[ SHOWGSD-L ] Re: rabies shot...

  • From: Ruth Scheubler <rightdogphoto@xxxxxxxxx>
  • To: marhaven@xxxxxxxxxxxxxx, showgsd-l@xxxxxxxxxxxxx
  • Date: Sat, 8 Dec 2007 10:34:24 -0800 (PST)

Kaiser agreed to provide me with the treatment as he county was ill prepared 
and Kaiser followed the WHO protocol which was actually more intese than the 
CDC protocol. Kaiser believed that since WHO dealt with rabies in 85 countries, 
they probably knew best. 10 years later I had a rabies titer taken rather than 
get a required pre-exposure vaccination and I still had a really high titer.
   
  Here is the WHO information:
  Post-exposure treatment  The most effective mechanism of protection against 
rabies is to wash and flush a wound or point of contact with soap and water, 
detergent or plain water, followed by the application of ethanol, tincture or 
aqueous solution of iodine. Anti-rabies vaccine should be given for Category II 
and III1 exposures as soon as possible according to WHO recognized regimens. 
Anti-rabies immunoglobulin (antibody) should be applied for all Category III 
exposures and for Category II exposures in immunosuppressed patients. Suturing 
(closing the wound) should be postponed, but if it is necessary immunoglobulin 
must first be applied. Where indicated, anti-tetanus treatment, antimicrobials 
and drugs should be administered to control infections other than rabies.
  The use of purified horse immunoglobulins can provide at least a partial 
solution to the current problems of insufficient quantities and high cost of 
human immunoglobulin. Further details on pre- and post-exposure can be found in 
the WHO guidelines on rabies post-exposure treatment2.
  In case of human exposure to animals that are suspected of having rabies, 
immediate attempts should be made to identify, capture or kill the animal 
involved. In case of a Category III exposure, post-exposure treatment should 
start immediately and can be stopped if the animal is a dog or cat and remains 
healthy after 10 days. Tissue samples should be taken from dead animals and 
sent to competent laboratories for diagnosis. The responsible veterinary 
services should be notified and information obtained on the epidemiological 
situation in the area.
  Vaccines and immunization  Neural tissue rabies vaccines, still used in some 
developing countries should not be produced anymore. Highly purified and potent 
modern cell culture and embryonated egg vaccines should be used. Reduced 
vaccination schedules and routes for vaccine administration (particularly the 
intradermal route) have been successfully used in developing countries where 
the cost of the five dose intramuscular schedule is prohibitively expensive.

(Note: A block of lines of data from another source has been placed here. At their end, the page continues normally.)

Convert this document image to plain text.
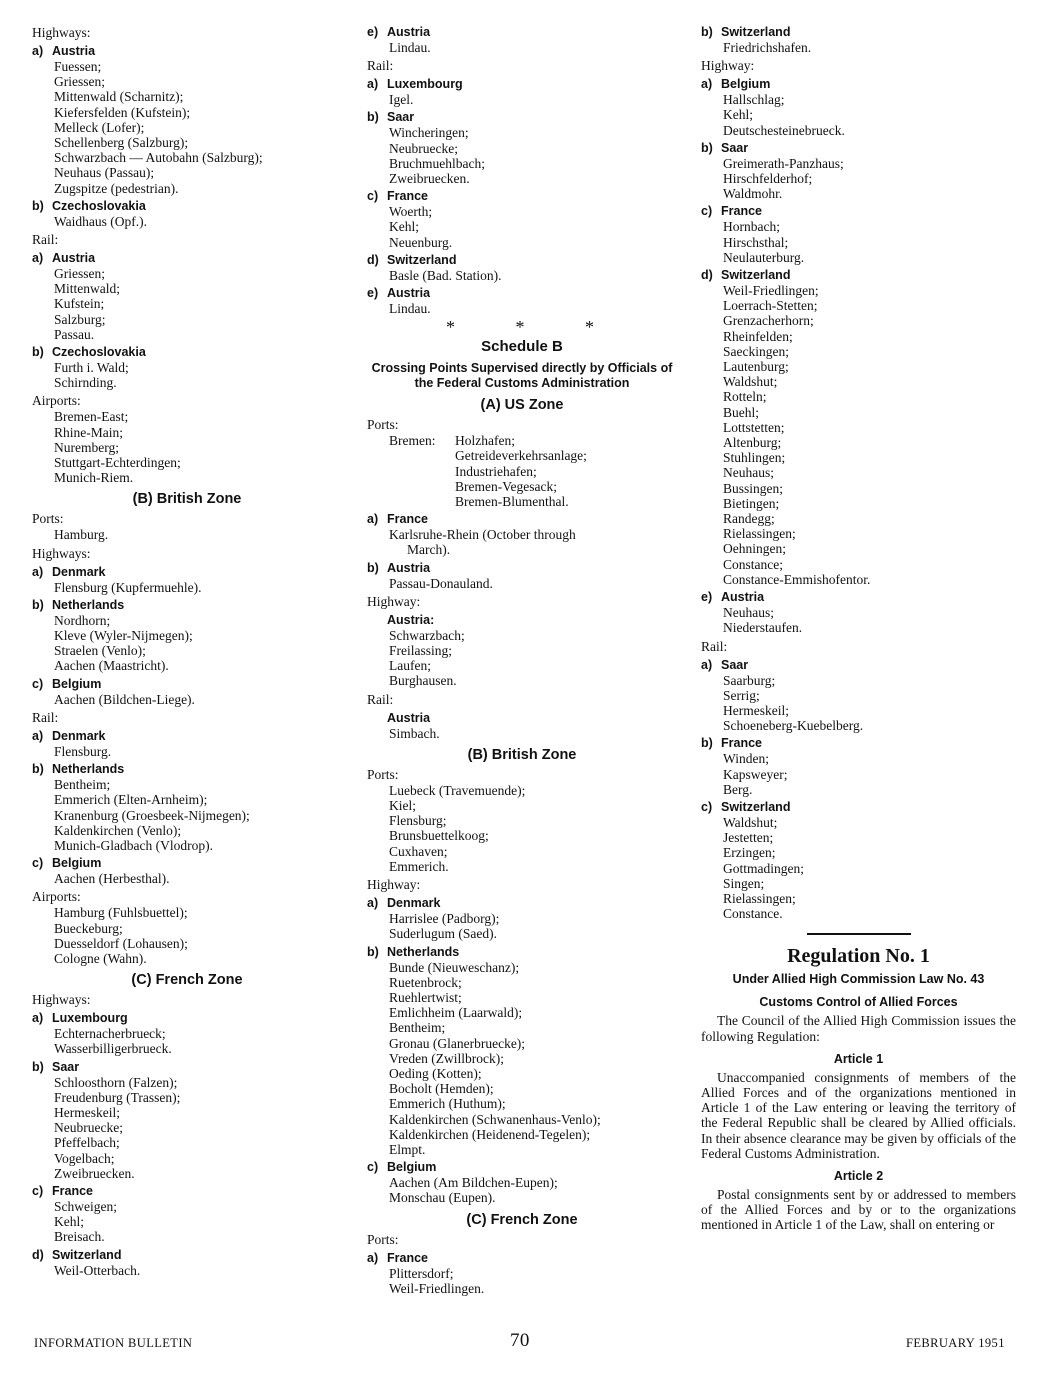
Highways:
a) Austria
Fuessen;
Griessen;
Mittenwald (Scharnitz);
Kiefersfelden (Kufstein);
Melleck (Lofer);
Schellenberg (Salzburg);
Schwarzbach — Autobahn (Salzburg);
Neuhaus (Passau);
Zugspitze (pedestrian).
b) Czechoslovakia
Waidhaus (Opf.).
Rail:
a) Austria
Griessen;
Mittenwald;
Kufstein;
Salzburg;
Passau.
b) Czechoslovakia
Furth i. Wald;
Schirnding.
Airports:
Bremen-East;
Rhine-Main;
Nuremberg;
Stuttgart-Echterdingen;
Munich-Riem.
(B) British Zone
Ports:
Hamburg.
Highways:
a) Denmark
Flensburg (Kupfermuehle).
b) Netherlands
Nordhorn;
Kleve (Wyler-Nijmegen);
Straelen (Venlo);
Aachen (Maastricht).
c) Belgium
Aachen (Bildchen-Liege).
Rail:
a) Denmark
Flensburg.
b) Netherlands
Bentheim;
Emmerich (Elten-Arnheim);
Kranenburg (Groesbeek-Nijmegen);
Kaldenkirchen (Venlo);
Munich-Gladbach (Vlodrop).
c) Belgium
Aachen (Herbesthal).
Airports:
Hamburg (Fuhlsbuettel);
Bueckeburg;
Duesseldorf (Lohausen);
Cologne (Wahn).
(C) French Zone
Highways:
a) Luxembourg
Echternacherbrueck;
Wasserbilligerbrueck.
b) Saar
Schloosthorn (Falzen);
Freudenburg (Trassen);
Hermeskeil;
Neubruecke;
Pfeffelbach;
Vogelbach;
Zweibruecken.
c) France
Schweigen;
Kehl;
Breisach.
d) Switzerland
Weil-Otterbach.
e) Austria
Lindau.
Rail:
a) Luxembourg
Igel.
b) Saar
Wincheringen;
Neubruecke;
Bruchmuehlbach;
Zweibruecken.
c) France
Woerth;
Kehl;
Neuenburg.
d) Switzerland
Basle (Bad. Station).
e) Austria
Lindau.
* * *
Schedule B
Crossing Points Supervised directly by Officials of the Federal Customs Administration
(A) US Zone
Ports:
Bremen:	Holzhafen;
Getreideverkehrsanlage;
Industriehafen;
Bremen-Vegesack;
Bremen-Blumenthal.
a) France
Karlsruhe-Rhein (October through
March).
b) Austria
Passau-Donauland.
Highway:
Austria:
Schwarzbach;
Freilassing;
Laufen;
Burghausen.
Rail:
Austria
Simbach.
(B) British Zone
Ports:
Luebeck (Travemuende);
Kiel;
Flensburg;
Brunsbuettelkoog;
Cuxhaven;
Emmerich.
Highway:
a) Denmark
Harrislee (Padborg);
Suderlugum (Saed).
b) Netherlands
Bunde (Nieuweschanz);
Ruetenbrock;
Ruehlertwist;
Emlichheim (Laarwald);
Bentheim;
Gronau (Glanerbruecke);
Vreden (Zwillbrock);
Oeding (Kotten);
Bocholt (Hemden);
Emmerich (Huthum);
Kaldenkirchen (Schwanenhaus-Venlo);
Kaldenkirchen (Heidenend-Tegelen);
Elmpt.
c) Belgium
Aachen (Am Bildchen-Eupen);
Monschau (Eupen).
(C) French Zone
Ports:
a) France
Plittersdorf;
Weil-Friedlingen.
b) Switzerland
Friedrichshafen.
Highway:
a) Belgium
Hallschlag;
Kehl;
Deutschesteinebrueck.
b) Saar
Greimerath-Panzhaus;
Hirschfelderhof;
Waldmohr.
c) France
Hornbach;
Hirschsthal;
Neulauterburg.
d) Switzerland
Weil-Friedlingen;
Loerrach-Stetten;
Grenzacherhorn;
Rheinfelden;
Saeckingen;
Lautenburg;
Waldshut;
Rotteln;
Buehl;
Lottstetten;
Altenburg;
Stuhlingen;
Neuhaus;
Bussingen;
Bietingen;
Randegg;
Rielassingen;
Oehningen;
Constance;
Constance-Emmishofentor.
e) Austria
Neuhaus;
Niederstaufen.
Rail:
a) Saar
Saarburg;
Serrig;
Hermeskeil;
Schoeneberg-Kuebelberg.
b) France
Winden;
Kapsweyer;
Berg.
c) Switzerland
Waldshut;
Jestetten;
Erzingen;
Gottmadingen;
Singen;
Rielassingen;
Constance.
Regulation No. 1
Under Allied High Commission Law No. 43
Customs Control of Allied Forces
The Council of the Allied High Commission issues the following Regulation:
Article 1
Unaccompanied consignments of members of the Allied Forces and of the organizations mentioned in Article 1 of the Law entering or leaving the territory of the Federal Republic shall be cleared by Allied officials. In their absence clearance may be given by officials of the Federal Customs Administration.
Article 2
Postal consignments sent by or addressed to members of the Allied Forces and by or to the organizations mentioned in Article 1 of the Law, shall on entering or
INFORMATION BULLETIN	70	FEBRUARY 1951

In 
addition to the five-dose Essen regimen given on days 0, 3, 7, 14 and 28 in the 
deltoid muscles, two additional reduced intradermal treatment regimens also 
fulfill WHO requirements:
  These are the Red Cross 2-site ("2-2-2-0-1-1") and the "8-0-4-0-1-1" 
intradermal schedules which have been evaluated and used extensively in some 
developing countries to replace nerve tissue vaccines where expensive 
intramuscular vaccination regimes are not an alternative. Intradermal 
injections should be administered by staff well trained in this technique.
  
Carolyn <marhaven@xxxxxxxxxxxxxx> wrote:
  Our youngest daughter had to have the vaccine against rabies for a feral cat 
bite.
The vaccine is now all incorported into one shot in the butt....no longer in 
the stomach
and no longer a "series" of shots. That has been about 20 years.